India- which makes suicide punishable by imprisionment.

It would be instructive to note that in a country like India, those who suffer from mental illnesses (and one out four Indians will suffer at least once in their life time), have no where to go and are not supposed to have a even decent lunatic life even in an asylum or a jail. Street is more often the natural abode.

Sorry for digression.. but what else can I write about a country which till very recently was governed by Indian Lunacy Act, 1912 and what ever statute changes have happened recenly they still are some where rooted in the basic premise of the old Lunacy Act. Sadly the subject continues to be dehumanised as the Indian Constitution itself is yet to come out of the mould of Constituent Assembly Debate of 1948 and the phrase which desribe mentally ill in the constitution even today is "mentally unsound", a remnant of old latin phrase meaning insanity.

While causes and consequences of Manic Depressive Disorder will be dealt with, I am tempted to quote two paragraphs from hundred of thousand pages read by me on the subject. They are extracted from " Prologue" of "An Unquiet Mind: A memoir of moods and madness" by Kay Redfield Jamison, an eminent authority on the subject, a professor at John Hopkins School of Medicine and a sufferer of the Bipolar Disorder herself:

".....Manic-depression disorts mood and thoughts, incites dreadful behaviours, destroys the basis of rational thought, and too often erodes the desire and will to live. It is an illness that is biological in its origins, yet the one feels psychological in its experience of it an illness that is unique in conferring advanage and pleasure and yet one that brings in its wake almos unendurable sufferings, and not infrequently, suicide.
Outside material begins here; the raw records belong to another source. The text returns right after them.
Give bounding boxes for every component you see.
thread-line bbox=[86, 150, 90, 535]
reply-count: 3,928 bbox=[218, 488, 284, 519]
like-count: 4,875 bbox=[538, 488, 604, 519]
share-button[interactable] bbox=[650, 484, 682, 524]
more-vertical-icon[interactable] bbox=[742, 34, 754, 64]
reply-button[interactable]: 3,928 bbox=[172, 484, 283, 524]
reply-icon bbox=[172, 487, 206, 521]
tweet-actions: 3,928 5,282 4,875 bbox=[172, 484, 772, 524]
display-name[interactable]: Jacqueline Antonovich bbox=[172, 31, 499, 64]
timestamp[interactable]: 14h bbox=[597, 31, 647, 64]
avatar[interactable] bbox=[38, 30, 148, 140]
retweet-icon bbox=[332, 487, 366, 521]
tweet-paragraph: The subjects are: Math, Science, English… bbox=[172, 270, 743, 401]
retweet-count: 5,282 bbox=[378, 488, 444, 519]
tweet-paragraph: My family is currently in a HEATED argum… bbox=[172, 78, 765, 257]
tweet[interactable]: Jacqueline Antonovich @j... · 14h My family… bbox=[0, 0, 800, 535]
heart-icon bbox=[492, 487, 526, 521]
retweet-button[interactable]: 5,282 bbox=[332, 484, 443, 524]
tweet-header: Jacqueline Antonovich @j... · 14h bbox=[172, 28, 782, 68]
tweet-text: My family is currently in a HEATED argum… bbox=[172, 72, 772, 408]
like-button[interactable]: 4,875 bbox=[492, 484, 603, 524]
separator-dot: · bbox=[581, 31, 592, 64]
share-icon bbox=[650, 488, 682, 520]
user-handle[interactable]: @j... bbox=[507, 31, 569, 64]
.....The major problem in treating manic-depressive illness is not that there are not effective medications-there are-but the patients so foten refuse to take them. Worse yet,because of lack of informaion, poor medical advice, stigma or fear of personal and professional reprisals they do not seek treatment at all"



Dr. Jamison wrote he above in her autobiography in 1995 and the same was written in the American context. Think and mull over how bad the case in India is amidst familial, societal and governmental apathy, rather antipathy towards the mentally ill.

1 comment:

Anne said...

My heart goes out to you. My country, Canada had no trouble in allowing me to adopt my Russian child, despite my diagnosis of BD. However the Russians could not be told....my doctor had to avoid any mention of bipolar disorder.